Quando entrei num emprego público, meu melhor amigo disse que eu tinha fechado o jogo. Nunca tive videogames caros, nunca fui viciado em eletrônicos, mas entendi seu ponto. Aos 21 anos, ser concursado era uma conquista muito além dos sonhos de um suburbano desconfiado.

Não tive disposição para discordar dele naquela época, nem de justificar por que, anos depois, larguei o emprego estável para recomeçar tudo e ganhar a vida com a escrita. Foi como se no meio da fase eu desconectasse os cabos da televisão sem salvar nada no cartão de memória. Depois de algum tempo, passei por um game over brutal e precisei resetar mais uma vez, num console menos sofisticado. Coisas da vida.

Minha indisposição pelas explicações se dava por uma crença bem pessoal. Para mim, o tempo todo somos levados a imaginar que algum dia será possível fechar o jogo. Mas ele sempre recomeça, mesmo depois da nossa última fase.

O cotidiano não me deixa mentir. Um bom exemplo é o jeito estranho de correr contra o tempo para maratonar séries, ou mesmo o aumento na velocidade de reprodução para consumir podcasts e vídeos no YouTube o mais rapidamente possível. Queremos fechar esses jogos com pressa.

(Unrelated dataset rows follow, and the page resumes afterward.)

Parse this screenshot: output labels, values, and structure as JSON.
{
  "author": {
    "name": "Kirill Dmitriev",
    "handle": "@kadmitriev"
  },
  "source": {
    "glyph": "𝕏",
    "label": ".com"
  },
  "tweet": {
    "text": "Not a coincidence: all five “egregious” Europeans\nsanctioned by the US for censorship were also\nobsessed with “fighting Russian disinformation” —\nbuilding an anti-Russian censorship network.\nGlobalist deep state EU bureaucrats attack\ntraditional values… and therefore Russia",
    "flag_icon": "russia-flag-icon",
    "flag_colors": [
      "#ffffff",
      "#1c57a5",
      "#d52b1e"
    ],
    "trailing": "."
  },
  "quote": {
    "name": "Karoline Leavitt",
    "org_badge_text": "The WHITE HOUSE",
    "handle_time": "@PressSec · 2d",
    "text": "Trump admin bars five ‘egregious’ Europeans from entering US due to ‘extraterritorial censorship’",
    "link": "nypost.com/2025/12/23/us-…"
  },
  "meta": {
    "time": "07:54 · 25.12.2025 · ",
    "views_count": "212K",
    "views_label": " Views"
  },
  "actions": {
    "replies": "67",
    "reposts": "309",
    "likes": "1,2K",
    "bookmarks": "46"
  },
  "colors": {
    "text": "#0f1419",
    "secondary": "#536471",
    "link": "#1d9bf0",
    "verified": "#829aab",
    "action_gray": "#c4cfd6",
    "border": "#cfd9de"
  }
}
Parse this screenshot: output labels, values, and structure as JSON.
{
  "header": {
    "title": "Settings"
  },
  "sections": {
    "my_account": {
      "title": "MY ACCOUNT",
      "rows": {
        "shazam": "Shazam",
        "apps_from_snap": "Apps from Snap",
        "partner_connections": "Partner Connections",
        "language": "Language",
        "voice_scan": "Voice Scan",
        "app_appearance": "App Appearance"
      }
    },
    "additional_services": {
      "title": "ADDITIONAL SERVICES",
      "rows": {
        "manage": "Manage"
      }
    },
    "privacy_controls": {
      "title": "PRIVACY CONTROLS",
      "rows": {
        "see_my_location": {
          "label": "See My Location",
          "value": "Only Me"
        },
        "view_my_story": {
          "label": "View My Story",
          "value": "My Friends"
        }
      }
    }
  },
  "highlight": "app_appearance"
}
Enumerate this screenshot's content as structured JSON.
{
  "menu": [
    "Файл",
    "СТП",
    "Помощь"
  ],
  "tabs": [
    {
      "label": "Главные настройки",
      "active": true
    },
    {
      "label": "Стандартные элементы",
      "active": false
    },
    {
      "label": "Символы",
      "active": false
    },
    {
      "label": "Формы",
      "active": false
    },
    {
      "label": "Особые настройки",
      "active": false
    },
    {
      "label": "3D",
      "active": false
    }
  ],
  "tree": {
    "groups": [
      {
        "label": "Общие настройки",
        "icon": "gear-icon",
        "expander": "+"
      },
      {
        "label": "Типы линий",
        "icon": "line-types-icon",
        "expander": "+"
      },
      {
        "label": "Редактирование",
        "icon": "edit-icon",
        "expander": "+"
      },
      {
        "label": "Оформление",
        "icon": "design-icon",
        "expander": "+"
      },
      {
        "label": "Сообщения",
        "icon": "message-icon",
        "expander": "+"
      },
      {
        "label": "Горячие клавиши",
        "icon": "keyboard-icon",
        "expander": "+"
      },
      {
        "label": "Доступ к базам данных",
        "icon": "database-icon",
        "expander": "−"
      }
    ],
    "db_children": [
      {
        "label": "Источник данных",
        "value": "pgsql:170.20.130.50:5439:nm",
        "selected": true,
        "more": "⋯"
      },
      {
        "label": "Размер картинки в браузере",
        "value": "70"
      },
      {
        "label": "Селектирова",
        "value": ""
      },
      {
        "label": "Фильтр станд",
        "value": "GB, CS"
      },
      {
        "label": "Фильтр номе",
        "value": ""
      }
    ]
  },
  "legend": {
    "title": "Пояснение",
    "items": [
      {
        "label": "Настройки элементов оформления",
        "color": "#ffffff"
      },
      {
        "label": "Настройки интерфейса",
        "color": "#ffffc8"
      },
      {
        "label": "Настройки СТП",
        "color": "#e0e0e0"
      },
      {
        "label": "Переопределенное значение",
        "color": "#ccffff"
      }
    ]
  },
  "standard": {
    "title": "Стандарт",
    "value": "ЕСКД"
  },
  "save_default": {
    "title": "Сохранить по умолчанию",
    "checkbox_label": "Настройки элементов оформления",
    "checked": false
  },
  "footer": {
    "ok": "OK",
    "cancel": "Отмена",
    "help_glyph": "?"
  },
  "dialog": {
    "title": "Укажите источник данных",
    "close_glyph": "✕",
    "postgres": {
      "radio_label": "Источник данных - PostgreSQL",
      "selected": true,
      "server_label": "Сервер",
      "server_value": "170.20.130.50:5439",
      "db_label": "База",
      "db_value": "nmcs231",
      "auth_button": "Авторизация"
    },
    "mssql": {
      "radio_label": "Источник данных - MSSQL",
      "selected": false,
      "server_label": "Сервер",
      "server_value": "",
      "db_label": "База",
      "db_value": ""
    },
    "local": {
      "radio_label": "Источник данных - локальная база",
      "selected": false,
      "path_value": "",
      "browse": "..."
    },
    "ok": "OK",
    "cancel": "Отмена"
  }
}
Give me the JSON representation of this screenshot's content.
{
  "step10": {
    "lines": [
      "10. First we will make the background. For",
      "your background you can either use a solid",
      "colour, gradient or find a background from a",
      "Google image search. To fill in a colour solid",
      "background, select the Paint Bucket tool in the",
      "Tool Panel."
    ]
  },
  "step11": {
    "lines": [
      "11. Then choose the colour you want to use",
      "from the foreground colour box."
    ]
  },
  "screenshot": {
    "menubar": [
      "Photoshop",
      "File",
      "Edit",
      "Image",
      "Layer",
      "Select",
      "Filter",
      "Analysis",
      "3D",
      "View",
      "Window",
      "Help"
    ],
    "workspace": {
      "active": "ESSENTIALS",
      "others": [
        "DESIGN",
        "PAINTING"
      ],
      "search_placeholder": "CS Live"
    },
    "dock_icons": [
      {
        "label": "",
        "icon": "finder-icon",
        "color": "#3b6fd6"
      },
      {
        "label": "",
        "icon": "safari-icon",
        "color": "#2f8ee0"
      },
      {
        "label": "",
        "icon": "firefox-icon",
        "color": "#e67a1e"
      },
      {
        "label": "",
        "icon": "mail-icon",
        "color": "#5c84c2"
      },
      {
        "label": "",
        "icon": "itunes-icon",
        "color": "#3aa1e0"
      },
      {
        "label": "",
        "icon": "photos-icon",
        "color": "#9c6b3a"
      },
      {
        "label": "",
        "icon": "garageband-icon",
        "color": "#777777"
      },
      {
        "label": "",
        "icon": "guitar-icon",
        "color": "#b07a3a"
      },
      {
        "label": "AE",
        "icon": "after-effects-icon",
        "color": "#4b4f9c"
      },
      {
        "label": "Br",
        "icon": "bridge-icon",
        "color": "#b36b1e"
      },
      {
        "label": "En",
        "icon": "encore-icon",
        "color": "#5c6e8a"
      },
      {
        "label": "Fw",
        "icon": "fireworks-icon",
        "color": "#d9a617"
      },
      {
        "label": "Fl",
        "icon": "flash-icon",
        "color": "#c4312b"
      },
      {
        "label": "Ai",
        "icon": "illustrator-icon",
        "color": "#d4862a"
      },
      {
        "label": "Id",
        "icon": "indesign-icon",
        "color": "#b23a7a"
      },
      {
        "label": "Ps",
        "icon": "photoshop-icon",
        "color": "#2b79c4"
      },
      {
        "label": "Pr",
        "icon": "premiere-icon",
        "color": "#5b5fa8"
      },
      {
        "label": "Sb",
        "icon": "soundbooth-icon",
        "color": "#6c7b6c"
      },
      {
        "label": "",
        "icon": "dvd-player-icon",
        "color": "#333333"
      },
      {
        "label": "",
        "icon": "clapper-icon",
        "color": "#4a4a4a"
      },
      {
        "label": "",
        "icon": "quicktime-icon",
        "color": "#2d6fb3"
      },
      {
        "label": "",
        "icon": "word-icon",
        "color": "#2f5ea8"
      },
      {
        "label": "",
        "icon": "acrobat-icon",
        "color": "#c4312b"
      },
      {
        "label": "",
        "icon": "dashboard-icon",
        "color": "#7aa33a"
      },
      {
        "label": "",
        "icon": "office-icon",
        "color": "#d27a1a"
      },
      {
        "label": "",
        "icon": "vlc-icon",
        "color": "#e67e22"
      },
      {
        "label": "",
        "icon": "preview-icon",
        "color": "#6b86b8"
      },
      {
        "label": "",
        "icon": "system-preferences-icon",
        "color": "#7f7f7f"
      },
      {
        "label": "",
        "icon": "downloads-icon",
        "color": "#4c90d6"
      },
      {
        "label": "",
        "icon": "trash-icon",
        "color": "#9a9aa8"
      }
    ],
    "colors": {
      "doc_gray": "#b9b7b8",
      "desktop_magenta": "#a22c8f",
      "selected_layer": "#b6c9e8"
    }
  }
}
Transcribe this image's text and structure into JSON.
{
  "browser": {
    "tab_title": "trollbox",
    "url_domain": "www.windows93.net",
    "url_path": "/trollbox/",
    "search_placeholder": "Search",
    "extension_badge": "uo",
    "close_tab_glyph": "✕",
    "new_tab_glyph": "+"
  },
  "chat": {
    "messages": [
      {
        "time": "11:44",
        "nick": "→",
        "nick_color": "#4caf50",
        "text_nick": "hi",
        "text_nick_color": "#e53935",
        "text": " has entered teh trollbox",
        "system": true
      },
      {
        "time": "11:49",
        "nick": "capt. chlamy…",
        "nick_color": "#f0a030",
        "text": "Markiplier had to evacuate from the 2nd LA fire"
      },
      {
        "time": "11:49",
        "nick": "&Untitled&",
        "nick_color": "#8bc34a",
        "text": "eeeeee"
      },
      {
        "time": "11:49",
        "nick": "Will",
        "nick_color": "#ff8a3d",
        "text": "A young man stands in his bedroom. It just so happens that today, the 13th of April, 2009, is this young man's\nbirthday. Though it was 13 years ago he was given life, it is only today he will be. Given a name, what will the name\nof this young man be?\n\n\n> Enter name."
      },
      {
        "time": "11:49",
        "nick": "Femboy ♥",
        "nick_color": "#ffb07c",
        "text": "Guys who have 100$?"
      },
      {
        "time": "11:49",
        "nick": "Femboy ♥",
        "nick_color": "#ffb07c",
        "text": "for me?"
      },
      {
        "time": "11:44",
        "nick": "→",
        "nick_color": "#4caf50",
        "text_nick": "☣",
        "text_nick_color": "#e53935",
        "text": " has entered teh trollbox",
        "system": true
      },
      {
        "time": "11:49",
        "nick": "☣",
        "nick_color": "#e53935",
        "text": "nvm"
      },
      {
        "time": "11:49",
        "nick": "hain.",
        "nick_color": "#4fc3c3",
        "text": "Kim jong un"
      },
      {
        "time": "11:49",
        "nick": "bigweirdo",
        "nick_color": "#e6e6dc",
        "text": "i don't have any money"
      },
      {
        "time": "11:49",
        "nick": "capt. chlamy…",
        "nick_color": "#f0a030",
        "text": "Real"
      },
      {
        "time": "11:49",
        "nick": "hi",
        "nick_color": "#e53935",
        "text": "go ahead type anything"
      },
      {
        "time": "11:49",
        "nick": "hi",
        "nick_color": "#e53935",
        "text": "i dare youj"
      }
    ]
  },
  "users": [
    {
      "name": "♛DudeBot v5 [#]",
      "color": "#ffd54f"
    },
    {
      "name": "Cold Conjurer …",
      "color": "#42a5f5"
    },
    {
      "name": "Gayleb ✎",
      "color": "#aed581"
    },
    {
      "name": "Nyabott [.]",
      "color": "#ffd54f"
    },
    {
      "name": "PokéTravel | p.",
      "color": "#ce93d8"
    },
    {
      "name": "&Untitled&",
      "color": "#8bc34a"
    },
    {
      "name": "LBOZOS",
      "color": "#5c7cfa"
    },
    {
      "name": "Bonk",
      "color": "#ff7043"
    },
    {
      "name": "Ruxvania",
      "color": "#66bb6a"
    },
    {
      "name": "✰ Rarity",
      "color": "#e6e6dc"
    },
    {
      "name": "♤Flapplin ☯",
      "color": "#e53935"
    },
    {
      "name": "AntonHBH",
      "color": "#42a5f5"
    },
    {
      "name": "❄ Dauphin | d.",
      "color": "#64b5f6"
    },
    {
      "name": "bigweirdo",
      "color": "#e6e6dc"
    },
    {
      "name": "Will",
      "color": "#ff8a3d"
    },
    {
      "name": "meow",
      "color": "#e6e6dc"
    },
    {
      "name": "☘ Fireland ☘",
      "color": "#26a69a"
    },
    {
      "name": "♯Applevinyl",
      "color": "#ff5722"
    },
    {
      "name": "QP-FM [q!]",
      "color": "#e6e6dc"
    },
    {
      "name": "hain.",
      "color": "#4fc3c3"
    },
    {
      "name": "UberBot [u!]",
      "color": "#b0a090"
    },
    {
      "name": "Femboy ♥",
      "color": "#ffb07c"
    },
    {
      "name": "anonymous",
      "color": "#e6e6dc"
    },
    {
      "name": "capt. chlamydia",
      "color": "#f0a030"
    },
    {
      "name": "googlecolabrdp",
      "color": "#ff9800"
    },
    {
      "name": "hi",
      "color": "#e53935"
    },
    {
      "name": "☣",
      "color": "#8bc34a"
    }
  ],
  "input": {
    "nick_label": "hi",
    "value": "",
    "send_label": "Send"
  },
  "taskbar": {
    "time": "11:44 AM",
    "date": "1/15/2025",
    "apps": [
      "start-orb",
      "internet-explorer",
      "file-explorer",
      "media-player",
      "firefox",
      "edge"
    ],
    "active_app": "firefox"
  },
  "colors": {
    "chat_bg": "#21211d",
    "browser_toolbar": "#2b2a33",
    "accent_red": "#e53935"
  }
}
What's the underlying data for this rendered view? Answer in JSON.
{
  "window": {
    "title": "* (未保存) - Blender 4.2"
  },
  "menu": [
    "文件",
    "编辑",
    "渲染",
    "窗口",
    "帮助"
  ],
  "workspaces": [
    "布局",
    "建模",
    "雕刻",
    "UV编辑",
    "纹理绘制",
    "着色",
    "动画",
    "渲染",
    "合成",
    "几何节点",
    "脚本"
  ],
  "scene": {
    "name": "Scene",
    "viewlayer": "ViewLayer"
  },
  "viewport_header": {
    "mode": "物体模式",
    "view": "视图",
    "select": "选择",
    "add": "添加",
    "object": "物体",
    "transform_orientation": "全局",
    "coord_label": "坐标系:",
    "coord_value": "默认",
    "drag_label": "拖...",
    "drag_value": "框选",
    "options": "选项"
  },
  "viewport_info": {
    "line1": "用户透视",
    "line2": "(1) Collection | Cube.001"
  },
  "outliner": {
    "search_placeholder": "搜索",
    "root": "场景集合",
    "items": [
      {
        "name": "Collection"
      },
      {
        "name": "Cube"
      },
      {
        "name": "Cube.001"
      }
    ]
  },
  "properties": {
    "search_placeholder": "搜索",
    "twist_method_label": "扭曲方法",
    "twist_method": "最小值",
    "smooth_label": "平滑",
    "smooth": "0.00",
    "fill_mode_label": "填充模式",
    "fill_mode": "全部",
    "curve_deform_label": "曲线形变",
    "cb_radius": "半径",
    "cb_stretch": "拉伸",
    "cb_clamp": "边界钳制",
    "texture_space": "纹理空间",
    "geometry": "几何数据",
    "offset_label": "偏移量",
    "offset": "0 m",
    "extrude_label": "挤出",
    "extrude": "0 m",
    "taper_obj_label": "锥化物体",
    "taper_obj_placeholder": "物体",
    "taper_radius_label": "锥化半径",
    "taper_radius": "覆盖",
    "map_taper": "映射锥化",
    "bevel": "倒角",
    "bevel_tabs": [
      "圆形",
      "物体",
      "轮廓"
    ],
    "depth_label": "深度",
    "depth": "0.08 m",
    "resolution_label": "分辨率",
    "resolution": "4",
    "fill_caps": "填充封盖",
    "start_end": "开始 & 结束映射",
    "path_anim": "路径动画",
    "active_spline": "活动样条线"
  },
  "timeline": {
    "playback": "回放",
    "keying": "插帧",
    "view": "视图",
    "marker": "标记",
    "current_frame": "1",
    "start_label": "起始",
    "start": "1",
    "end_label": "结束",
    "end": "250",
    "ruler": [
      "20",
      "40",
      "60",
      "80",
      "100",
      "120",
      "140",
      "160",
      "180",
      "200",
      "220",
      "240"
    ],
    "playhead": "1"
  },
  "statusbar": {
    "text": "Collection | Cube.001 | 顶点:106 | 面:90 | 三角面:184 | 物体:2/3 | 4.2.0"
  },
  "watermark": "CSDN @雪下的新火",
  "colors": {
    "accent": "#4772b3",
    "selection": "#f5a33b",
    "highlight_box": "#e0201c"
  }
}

Sempre estranhei meus amigos viciados em videogames. Para eles, nunca teve graça curtir fase a fase, era preciso virar noites inteiras até esgotar o jogo para depois descartá-lo. Como sempre preferi disputar partidas de futebol virtual, fazia ainda menos sentido vê-los agoniados com pelejas bem disputadas, já que o objetivo era conhecer todos os macetes secretos para massacrar o adversário sem dó.

Um estilo de vida esquisito, como se até nos jogos eletrônicos precisássemos ser meros consumidores. Ao colocar o cartucho, CD ou outro dispositivo no aparelhinho vendedor de ilusões, precisam fazê-lo suar sangue, escorrendo sua última gota de suor e partindo para o próximo. Como engolir sem mastigar.

Olhe ao redor: a todo instante, parecemos interessados em fechar o jogo. Só, nada mais. No trânsito, no restaurante, nos relacionamentos, na família. Nos meus 30 anos mais ou menos vividos, canso de encontrar colegas de geração frustrados porque a vida ainda não se resolveu. É um player, como se diz por aí, pedindo dicas para superar os chefões da vida adulta. Bobagem.

Se contabilizarmos todas as nossas fases com precisão de planilhas, mais perdemos que ganhamos. Quando precisamos dar reset, nos intimidamos um pouco, mesmo sem ter para onde fugir. Fechar o jogo rapidamente e buscar outro game pode ser sinal de eficiência, vício e conhecimento dos códigos para destravar portas, mas não vejo muita graça. Prefiro dar risada e passar raiva nas derrotas, mesmo repetindo a mesma fase dez, quinze ou mais vezes.

O jogo sempre continua e fechamos ciclos, no máximo. Mudamos de fase, perdendo ou ganhando. E não tem como pausar.